Taking a dig at some of the G-23 leaders who have renewed their call for reforms in the Congress, senior leader and former union minister Salman Khurshid on Sunday asked whether those calling for organisational polls have got to where they are in the party in the same manner, and asserted that reform is achieved by sacrificing, not by suddenly questioning something that one has “taken advantage of” over the years.
Days after G-23 leader M Veerappa Moily stressed the need for a “major surgery” on the party to make it electorally more competitive, Khurshid said these “wonderful phrases” are not the answer as party leaders need to sit down and come up with solutions to the challenges that have arisen in the last 10 years.
In an interview with PTI, Khurshid also said that it was for Rahul Gandhi to decide whether he wants to contest the party’s presidential polls or not, but asserted that with or without being party president he remains “our leader”.

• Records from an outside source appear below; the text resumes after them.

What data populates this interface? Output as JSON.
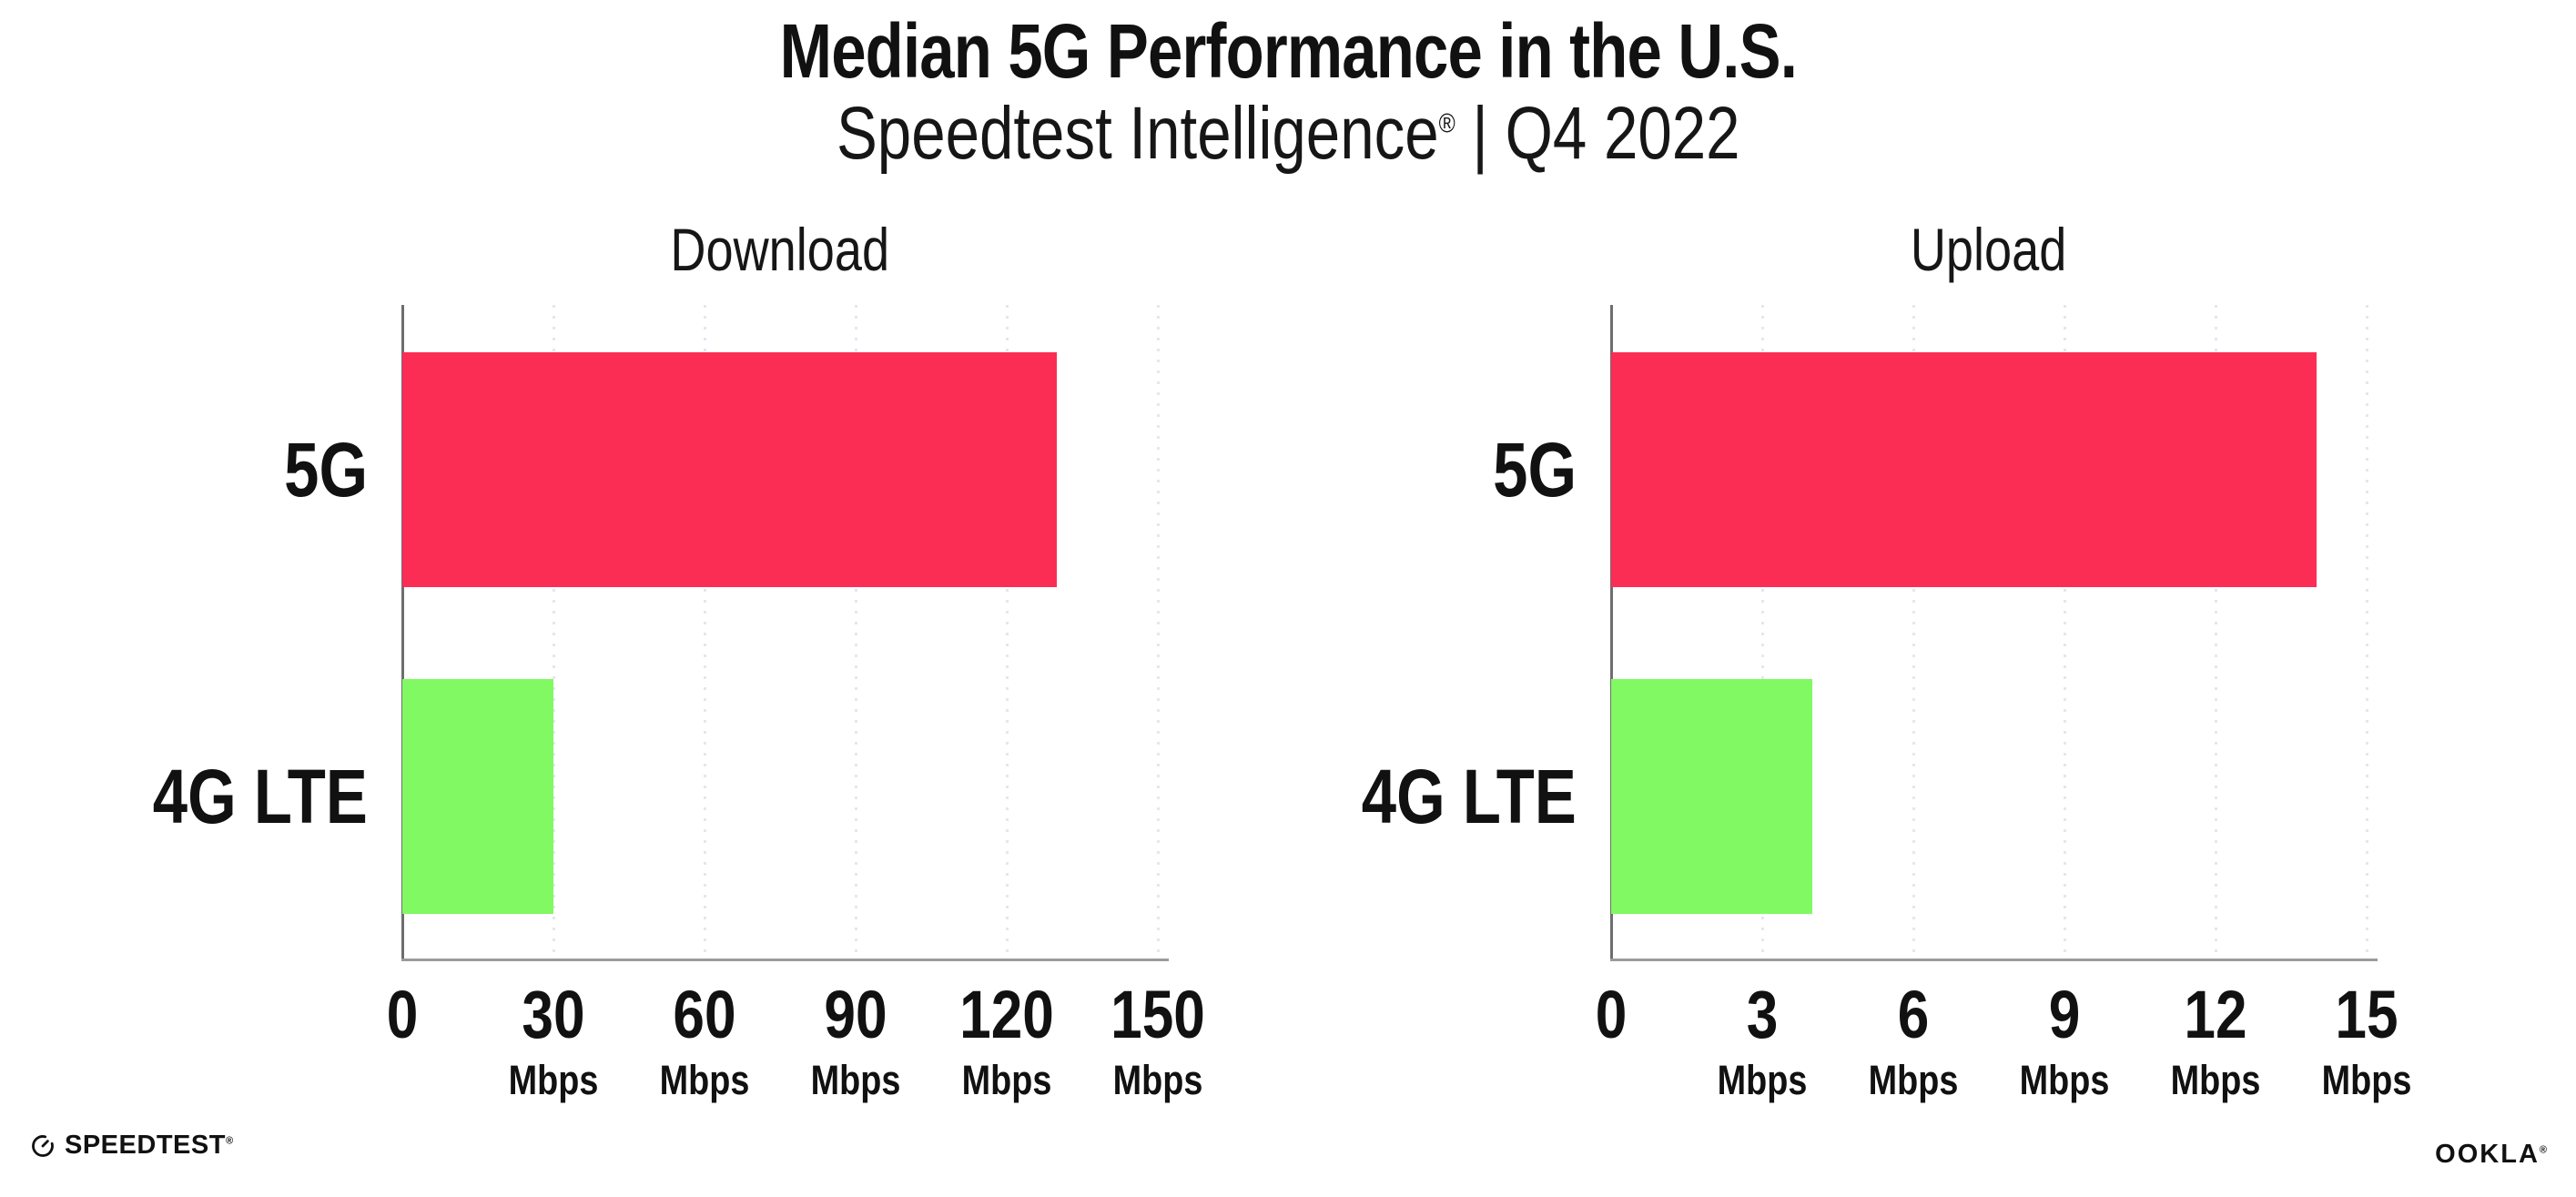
{
  "header": {
    "title": "Median 5G Performance in the U.S.",
    "subtitle_brand": "Speedtest Intelligence",
    "subtitle_reg": "®",
    "subtitle_rest": " | Q4 2022"
  },
  "chart_data": [
    {
      "type": "bar",
      "orientation": "horizontal",
      "title": "Download",
      "categories": [
        "5G",
        "4G LTE"
      ],
      "values": [
        130,
        30
      ],
      "unit": "Mbps",
      "xlim": [
        0,
        150
      ],
      "xticks": [
        0,
        30,
        60,
        90,
        120,
        150
      ],
      "grid": true,
      "legend": false
    },
    {
      "type": "bar",
      "orientation": "horizontal",
      "title": "Upload",
      "categories": [
        "5G",
        "4G LTE"
      ],
      "values": [
        14,
        4
      ],
      "unit": "Mbps",
      "xlim": [
        0,
        15
      ],
      "xticks": [
        0,
        3,
        6,
        9,
        12,
        15
      ],
      "grid": true,
      "legend": false
    }
  ],
  "colors": {
    "bar_5g": "#fc2d55",
    "bar_4g": "#81f963",
    "grid": "#e6e6f0",
    "axis_x": "#9b9b9b",
    "axis_y": "#6e6e6e",
    "text": "#111111"
  },
  "footer": {
    "speedtest_label": "SPEEDTEST",
    "speedtest_reg": "®",
    "ookla_label": "OOKLA",
    "ookla_reg": "®"
  }
}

Asked about Kapil Sibal’s call for widespread reforms across all levels of the organisation and Moily calling for a “major surgery” on the party, the former Union minister took a dig saying, “I am quite happy for the major surgery but what do you want to remove — my liver, kidney, just somebody tell me what surgery you want to do.” Khurshid, who is among the leaders considered close to the Gandhi family, said the “surgery” should be done on the party but it must be made clear what one will lose and what one will achieve by it.
“These wonderful phrases are not the answer, we need to get to the bottom (of the problem), we need to get to the inside, before surgery, we need to do X-rays, ultrasounds,” the 68-year-old said using medical analogies.
The senior Congress leader said he doesn’t understand when people say “let us do surgery, reform, bring about a fundamental change” and wishes that they would clearly explain what they mean by it.
“If they mean that there should be a reshuffle and they should be given the top positions, then that is not reform or surgery. That is just saying ‘I want the job’. So, I think there should be a conversation,” he said.
Khurshid asserted that the leaders calling for reform should have had a discussion with other leaders as well.
“Why hasn’t somebody talked to me and said let us do this for the party?…(it is as) if only they exist and want reform,” he said referring to the ‘Group of 23’ leaders who had written to party chief Sonia Gandhi and sought extensive organisational revamp last year.
But since then, out of that group, Jitin Prasada has switched over to the BJP while many have apparently distanced themselves from the group.
Pointing out that the ‘Group of 23’ leaders, which included the likes of Ghulam Nabi Azad, Anand Sharma, Moily and Sibal, had sought major organisational revamp, he said they only said there should be elections in the party.
“Nobody is against the election, there should be an election. It would have been very nice if they had reminded us of which election they won to get where they are. If they reminded us of that it would be easy for us to understand,” he said, taking a swipe at the G-23 leaders.
“But someone who talks about elections who has never got anywhere with elections in the past I think is being a little unfair to us,” Khurshid said.
Talking further about the G-23 leaders’ demand for organisational polls, he said they want elections at all levels and “I just want to know — is that the way they have got to where they are”.
“Which party has elections at all levels in India? Elections at all levels in India, how useful, difficult and hurtful they have been, panchayat elections…We will have to have a separate election commission of the power that the Election Commission of India has because the Congress party is a huge party,” he argued.
There are many questions and leaders need to sit and talk about it, he said, adding that they certainly need not go to the press seeking reforms.
On criticism that the Congress is in decline as it is not taking the path of reforms, he said many people who expressed dissatisfaction have done very well out of the system that the party has.
Noting that every party has to reform from time to time, Khurshid said every reform doesn’t come by suddenly questioning something that “you have taken advantage of”.
“Reform comes when you give up what you have received…say that I need to make a sacrifice because I want some change to happen. Therefore, the first thing that I will do is to give up what I have received to make an example to people, otherwise people think you are being hypocritical,” he said in an apparent dig at the G-23 leaders.
“You have got something, enjoyed it, and now you want more and therefore you are talking about reform. Reform means when everybody has to sit down” and think about what is required, he said.
Asserting that there is no shying away from that election, Khurshid said it would happen but this is not the time to collect 5,000 people and get them to come and vote.
On whether polls should be conducted for the Congress Working Committee (CWC), Khurshid said the Constitution of the party will dictate what is to be done and “we will abide by it”.
“I want to know how many people who want elections for the CWC were in the CWC by an election in the past,” he said.
“I am waiting for my leaders to take a call, they know what is good for the party, what is good for the country. I am not in a hurry,” he asserted.
Khurshid also pointed to the impact of coronavirus on the party for not going ahead with organizational polls and cited the loss of senior leaders such as Ahmed Patel and Motilal Vora to Covid as reasons for slowing down the process.
He also hit out young leaders such as Jitin Prasada for crossing over to the BJP, saying they probably still have faith in the Congress ideology, but their ambition may have prompted them to make the switch.